Municipal governments are facing massive operating deficits due to increased demand for services and a simultaneous drop in revenue. Combined with a significant expected decline in GDP, this could put Ontario’s infrastructure investments at risk, which will have long-term implications for growth even after the threat of COVID-19 has passed, the report concludes.
Navigating the COVID-19 Socio-economic Shock: How Infrastructure Investments Will Facilitate Future Growth in Ontario was written by the Canadian Centre for Economic Analysis (CANCEA). Researchers proposed two contrasting scenarios for the next 10 to 30 years, based on different levels of infrastructure spending:
Risk Scenario: The federal and Ontario government investment levels are kept at the same percentage of GDP that existed pre-crisis and municipal operating deficits are paid out of Ontario’s capital budget. Under this scenario, Ontario would have 55,000 fewer jobs, on average, per year over the next decade, with the federal and provincial governments losing $8 billion and $12 billion, respectively, in revenue.

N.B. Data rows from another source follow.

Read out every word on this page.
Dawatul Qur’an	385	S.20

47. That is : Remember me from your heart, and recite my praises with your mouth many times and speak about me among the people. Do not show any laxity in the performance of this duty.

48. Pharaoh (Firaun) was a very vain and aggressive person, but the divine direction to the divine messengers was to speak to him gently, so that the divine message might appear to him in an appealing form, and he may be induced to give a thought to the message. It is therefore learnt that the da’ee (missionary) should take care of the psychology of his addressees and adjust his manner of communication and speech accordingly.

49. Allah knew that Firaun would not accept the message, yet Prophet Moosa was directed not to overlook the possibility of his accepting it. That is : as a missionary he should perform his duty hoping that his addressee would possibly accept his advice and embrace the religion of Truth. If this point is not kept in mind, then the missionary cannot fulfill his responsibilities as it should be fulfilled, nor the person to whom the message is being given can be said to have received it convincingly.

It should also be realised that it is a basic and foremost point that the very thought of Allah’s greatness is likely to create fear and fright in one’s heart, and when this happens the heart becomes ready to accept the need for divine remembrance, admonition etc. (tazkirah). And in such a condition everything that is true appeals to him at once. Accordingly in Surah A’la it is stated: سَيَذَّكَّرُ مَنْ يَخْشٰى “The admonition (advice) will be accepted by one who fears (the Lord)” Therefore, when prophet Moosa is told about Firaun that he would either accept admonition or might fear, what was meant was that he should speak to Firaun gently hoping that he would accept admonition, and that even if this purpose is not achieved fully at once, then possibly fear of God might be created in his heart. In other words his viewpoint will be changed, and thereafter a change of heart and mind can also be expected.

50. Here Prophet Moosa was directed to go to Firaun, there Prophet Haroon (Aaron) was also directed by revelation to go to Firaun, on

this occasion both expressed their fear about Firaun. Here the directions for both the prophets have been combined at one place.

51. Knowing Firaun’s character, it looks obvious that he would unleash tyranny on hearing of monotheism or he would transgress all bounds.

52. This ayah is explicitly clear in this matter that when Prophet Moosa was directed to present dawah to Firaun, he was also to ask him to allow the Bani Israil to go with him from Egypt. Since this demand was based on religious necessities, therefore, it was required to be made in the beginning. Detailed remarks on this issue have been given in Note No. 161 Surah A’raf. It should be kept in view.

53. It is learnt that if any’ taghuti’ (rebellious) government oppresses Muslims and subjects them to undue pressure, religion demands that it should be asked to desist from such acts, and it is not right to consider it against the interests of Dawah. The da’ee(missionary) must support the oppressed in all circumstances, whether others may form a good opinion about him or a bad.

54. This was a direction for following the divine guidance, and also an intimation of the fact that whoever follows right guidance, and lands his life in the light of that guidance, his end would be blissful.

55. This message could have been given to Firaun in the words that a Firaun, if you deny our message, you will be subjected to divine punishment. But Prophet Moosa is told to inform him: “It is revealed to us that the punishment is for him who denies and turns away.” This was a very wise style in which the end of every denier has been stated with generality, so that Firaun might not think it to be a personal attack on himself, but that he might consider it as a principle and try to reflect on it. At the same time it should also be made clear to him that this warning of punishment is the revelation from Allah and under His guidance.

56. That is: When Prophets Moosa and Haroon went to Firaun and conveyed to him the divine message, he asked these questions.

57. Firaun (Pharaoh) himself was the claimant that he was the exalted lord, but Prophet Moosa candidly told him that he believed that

Preferred Scenario: The federal and Ontario governments invest at pre-COVID levels and the federal government covers majority of municipal operating deficits. Under this scenario, Ontario would gain an average of 61,000 jobs per year over the next 10 years, and the federal and provincial governments would receive $9 billion and $13 billion in revenue.

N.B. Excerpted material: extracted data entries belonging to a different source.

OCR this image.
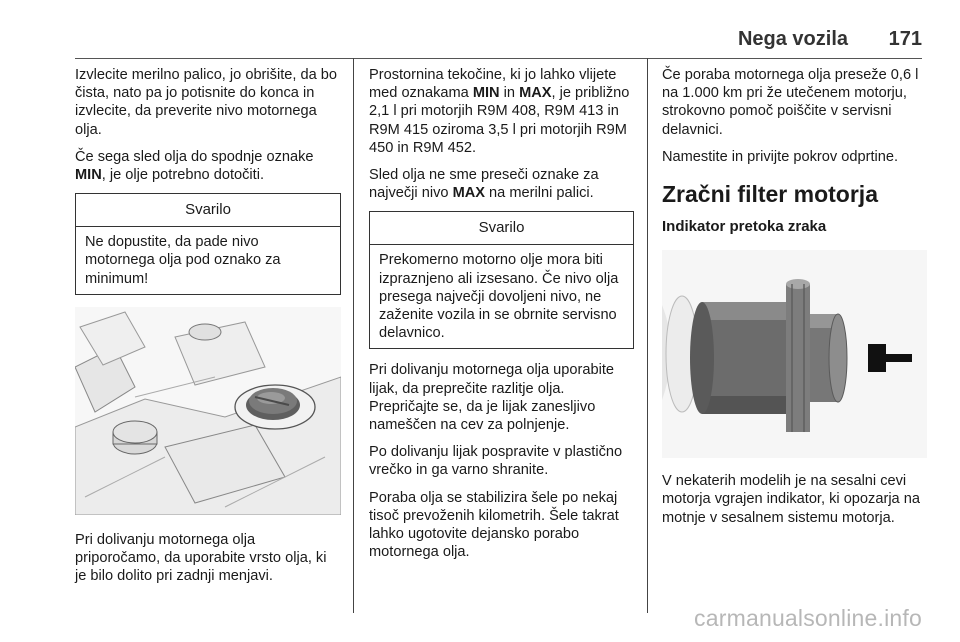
Nega vozila 171

Izvlecite merilno palico, jo obrišite, da bo čista, nato pa jo potisnite do konca in izvlecite, da preverite nivo motornega olja.

Če sega sled olja do spodnje oznake MIN, je olje potrebno dotočiti.

Svarilo
Ne dopustite, da pade nivo motornega olja pod oznako za minimum!

Pri dolivanju motornega olja priporočamo, da uporabite vrsto olja, ki je bilo dolito pri zadnji menjavi.

Prostornina tekočine, ki jo lahko vlijete med oznakama MIN in MAX, je približno 2,1 l pri motorjih R9M 408, R9M 413 in R9M 415 oziroma 3,5 l pri motorjih R9M 450 in R9M 452.

Sled olja ne sme preseči oznake za največji nivo MAX na merilni palici.

Svarilo
Prekomerno motorno olje mora biti izpraznjeno ali izsesano. Če nivo olja presega največji dovoljeni nivo, ne zaženite vozila in se obrnite servisno delavnico.

Pri dolivanju motornega olja uporabite lijak, da preprečite razlitje olja. Prepričajte se, da je lijak zanesljivo nameščen na cev za polnjenje.

Po dolivanju lijak pospravite v plastično vrečko in ga varno shranite.

Poraba olja se stabilizira šele po nekaj tisoč prevoženih kilometrih. Šele takrat lahko ugotovite dejansko porabo motornega olja.

Če poraba motornega olja preseže 0,6 l na 1.000 km pri že utečenem motorju, strokovno pomoč poiščite v servisni delavnici.

Namestite in privijte pokrov odprtine.

Zračni filter motorja
Indikator pretoka zraka

V nekaterih modelih je na sesalni cevi motorja vgrajen indikator, ki opozarja na motnje v sesalnem sistemu motorja.

carmanualsonline.info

This independent analysis aligns with last month’s Federation of Canadian Municipalities’ estimate that $10 to $15 billion is needed to cover municipal operating deficits for 2020. For Ontario, it recommends a $3-billion federal contribution – 56 per cent of municipal deficits.
In the wake of the federal announcement to accelerate Gas Tax funding, RCCAO urged Finance Minister Bill Morneau and Infrastructure and Communities Minister Catherine McKenna to “heed the sobering findings of the report”.
Previous reports commissioned by the RCCAO have shown the infrastructure investment gap is growing in Ontario. State-of-good-repair spending is often seen as a stimulus measure because it provides immediate economic impact and tends to be more labour intensive. The report stresses, however, that also investing in major projects is important for boosting long-term growth.
“Public infrastructure is essential for supporting economic growth in Ontario,” the report states.
“The roadways, hospitals, transit, power grids, broadband and water systems that are all part of Ontario’s infrastructure enable and sustain household and commercial activity. Without the proper infrastructure in place, Ontario’s economic growth will be constrained. Over time, infrastructure investments generate government revenue through the taxation of the additional economic activity and employment it supports. In the long run, this means that smart investments in infrastructure pay for themselves.”